School Counselor Career Guide
A school counselor provides students with academic, career and college advice, as well as personal and social guidance. This can be accomplished through group counseling, individual counseling, developing a school’s counseling curriculum and the annual academic planning for each student. This guide provides further information on what school counselors do, how to become one, and the occupation’s salary and outlook.
School Counselor Job Description
School counselors play a very important role in the lives of students at public and private schools. Their primary objective is to help students in their school succeed and to make positive decisions that will affect their academic and personal development. This will include working closely not only with students, but also with their teachers and school administrators if necessary. Counselors may work in elementary, middle, or high schools, helping students in a variety of ways. Counselors mainly work in an office setting, but they also work in classrooms, observing students to define their needs. They are also required to guide troubled students and work with handicapped students.
School Counselor Requirements and Common Tasks
School counselors work with troubled students who may have behavioral problems or even issues originating from home. Aside from personal or emotional problems, counselors also help students in their academic lives, helping them develop better study habits. They may also help students to identify their interests and natural abilities, set achievable goals for the future, and work with them to create plans to reach those goals. In elementary schools, counselors may help teachers identify students who need extra help, have special needs, or behavioral issues. In the same vein, they might also help in identifying gifted students. Counselors teach elementary students how to study and to make sound decisions, which will hopefully set them up for later success. In middle schools and high schools, the school counselor plays an important role in advising students about possible colleges and careers. They also might counsel students on choosing classes that will support their longer-term goals. In high school, their job might include helping students write résumés, apply for jobs, and learn interviewing skills. Strong communication skills and compassion for others are essential in the career of counseling, since a genuine desire to help students succeed is at the heart of the profession.
How to Become a School Counselor
For those seeking information on how to become a school counselor, the first step is to obtain a bachelor’s degree. Some courses that will help prospective counselors gain the skills needed to enter the profession are child psychology, communication, and social sciences. Most programs also include a period of field work, to gain real life experience in the field. Next, many states ask persons to complete graduate work or a master’s degree to become a school counselor. Suitable fields of study include education, career development, secondary school counseling, and related fields. Many public school systems also require a person to have a license to become a school counselor. In order to keep this license, the counselor will have to complete ongoing educational courses. Some states also prefer candidates to have a teaching certificate and a few years of teaching experience before becoming a school counselor. Finally, many states also require a counselor to acquire a certification from the state in which they will be working. The rules for this certification vary from state to state.
School Counselor Salary and Job Outlook
The salary of a school counselor varies depending on such things as the type of school (elementary, middle, high school or college), the school itself, location and experience.
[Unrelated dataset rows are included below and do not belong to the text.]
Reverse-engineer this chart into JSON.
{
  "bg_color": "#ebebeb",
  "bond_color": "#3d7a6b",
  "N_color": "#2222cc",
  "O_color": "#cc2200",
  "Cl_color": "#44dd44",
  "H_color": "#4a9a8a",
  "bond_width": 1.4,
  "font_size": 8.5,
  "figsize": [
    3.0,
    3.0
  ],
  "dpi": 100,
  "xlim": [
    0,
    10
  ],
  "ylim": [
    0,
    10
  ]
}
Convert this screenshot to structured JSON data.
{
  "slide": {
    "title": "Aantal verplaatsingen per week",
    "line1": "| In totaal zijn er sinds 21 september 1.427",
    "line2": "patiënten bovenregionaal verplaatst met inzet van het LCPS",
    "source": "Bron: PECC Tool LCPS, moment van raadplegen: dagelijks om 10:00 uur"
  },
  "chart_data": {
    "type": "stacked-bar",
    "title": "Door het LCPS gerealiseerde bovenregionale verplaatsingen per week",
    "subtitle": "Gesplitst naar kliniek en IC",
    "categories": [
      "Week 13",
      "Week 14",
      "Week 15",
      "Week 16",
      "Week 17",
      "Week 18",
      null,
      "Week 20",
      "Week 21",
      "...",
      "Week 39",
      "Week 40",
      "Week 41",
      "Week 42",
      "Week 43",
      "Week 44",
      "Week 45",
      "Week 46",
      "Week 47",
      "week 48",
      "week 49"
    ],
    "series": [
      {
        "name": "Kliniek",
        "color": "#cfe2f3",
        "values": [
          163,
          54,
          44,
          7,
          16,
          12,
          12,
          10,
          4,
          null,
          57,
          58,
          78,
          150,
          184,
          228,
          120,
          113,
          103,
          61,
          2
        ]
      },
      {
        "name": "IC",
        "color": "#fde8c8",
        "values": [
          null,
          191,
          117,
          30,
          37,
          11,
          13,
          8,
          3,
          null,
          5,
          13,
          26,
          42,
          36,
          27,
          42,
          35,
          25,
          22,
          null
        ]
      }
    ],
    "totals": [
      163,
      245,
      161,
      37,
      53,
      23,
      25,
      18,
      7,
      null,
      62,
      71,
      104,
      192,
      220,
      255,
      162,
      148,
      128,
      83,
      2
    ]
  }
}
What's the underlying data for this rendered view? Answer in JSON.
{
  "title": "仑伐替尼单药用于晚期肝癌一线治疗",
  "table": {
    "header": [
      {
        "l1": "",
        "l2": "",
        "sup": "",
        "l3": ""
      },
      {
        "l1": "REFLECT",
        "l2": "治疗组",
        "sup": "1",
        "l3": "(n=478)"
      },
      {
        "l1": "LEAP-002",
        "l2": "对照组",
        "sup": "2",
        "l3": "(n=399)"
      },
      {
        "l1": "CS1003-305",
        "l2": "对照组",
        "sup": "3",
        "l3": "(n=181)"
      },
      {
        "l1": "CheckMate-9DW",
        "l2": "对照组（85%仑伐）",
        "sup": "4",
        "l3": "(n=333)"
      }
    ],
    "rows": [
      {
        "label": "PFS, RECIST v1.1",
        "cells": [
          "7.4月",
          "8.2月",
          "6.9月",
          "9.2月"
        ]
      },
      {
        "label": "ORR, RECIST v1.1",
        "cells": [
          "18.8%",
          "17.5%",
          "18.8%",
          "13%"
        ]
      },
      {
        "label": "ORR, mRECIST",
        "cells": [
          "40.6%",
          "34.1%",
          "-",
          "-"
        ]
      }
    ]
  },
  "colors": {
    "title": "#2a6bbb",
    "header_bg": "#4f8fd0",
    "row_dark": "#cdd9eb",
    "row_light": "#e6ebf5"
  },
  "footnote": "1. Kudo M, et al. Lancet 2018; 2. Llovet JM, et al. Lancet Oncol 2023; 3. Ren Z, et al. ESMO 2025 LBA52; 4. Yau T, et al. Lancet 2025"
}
According to the US Bureau of Labor Statistics, the median salary for school counselors in 2012 was $53,610.1 Through 2022, employment for counselors is expected to grow by 12%, which is similar to that of teachers.1 The projected growth in school enrollment will need to be balanced with the possibility of budget cuts in the government, which could possibly have a negative effect on the employment of counselors.1
Some school systems offer benefits, as well, such as health insurance and paid vacations. Regardless of possible budget cuts, there is no question that the demand for qualified school counselors is growing rapidly in that many states are not only requiring all schools to use them, but the schools are increasing the responsibilities of the job, as well. In other words, the job counselors do is becoming more necessary and valuable to schools. For persons with strong communication skills and a compassion for children, this occupation is an ideal choice.
Helpful Skills and Experience
Since school counseling requires working with students, parents, teachers, and administrators, people in this role should be excellent communicators. Counselors should be keen listeners, easily relatable to people of different ages and backgrounds, and compassionate. Since school counselors will likely mentor students with emotional or behavioral issues, they should possess kindness and a natural ability to empathize. It is helpful if the prospective counselor has prior experience in counseling children, either through an internship or previous employment.
Possible Job Titles for This Career
- Career Counselor
- Guidance Counselor
- School Counselor
The American School Counselor Association – The American School Counselor Association (ASCA), supports counselors at schools with professional development opportunities, publications, research and advocacy.
Counseling and Psychology Degrees and Programs
Frequently Asked Questions about Becoming a School Counselor
Question: What types of courses do I take to become a counselor?
Answer: The courses required will vary depending on the school, but most school counseling programs will require coursework in fostering academic development, group and individual counseling, as well as sociology/ psychology.
Question: Do school counselors get summers off?
Answer: Depending on the school, some counselors might get their summers off, like many teachers. Check with the individual school to find out more.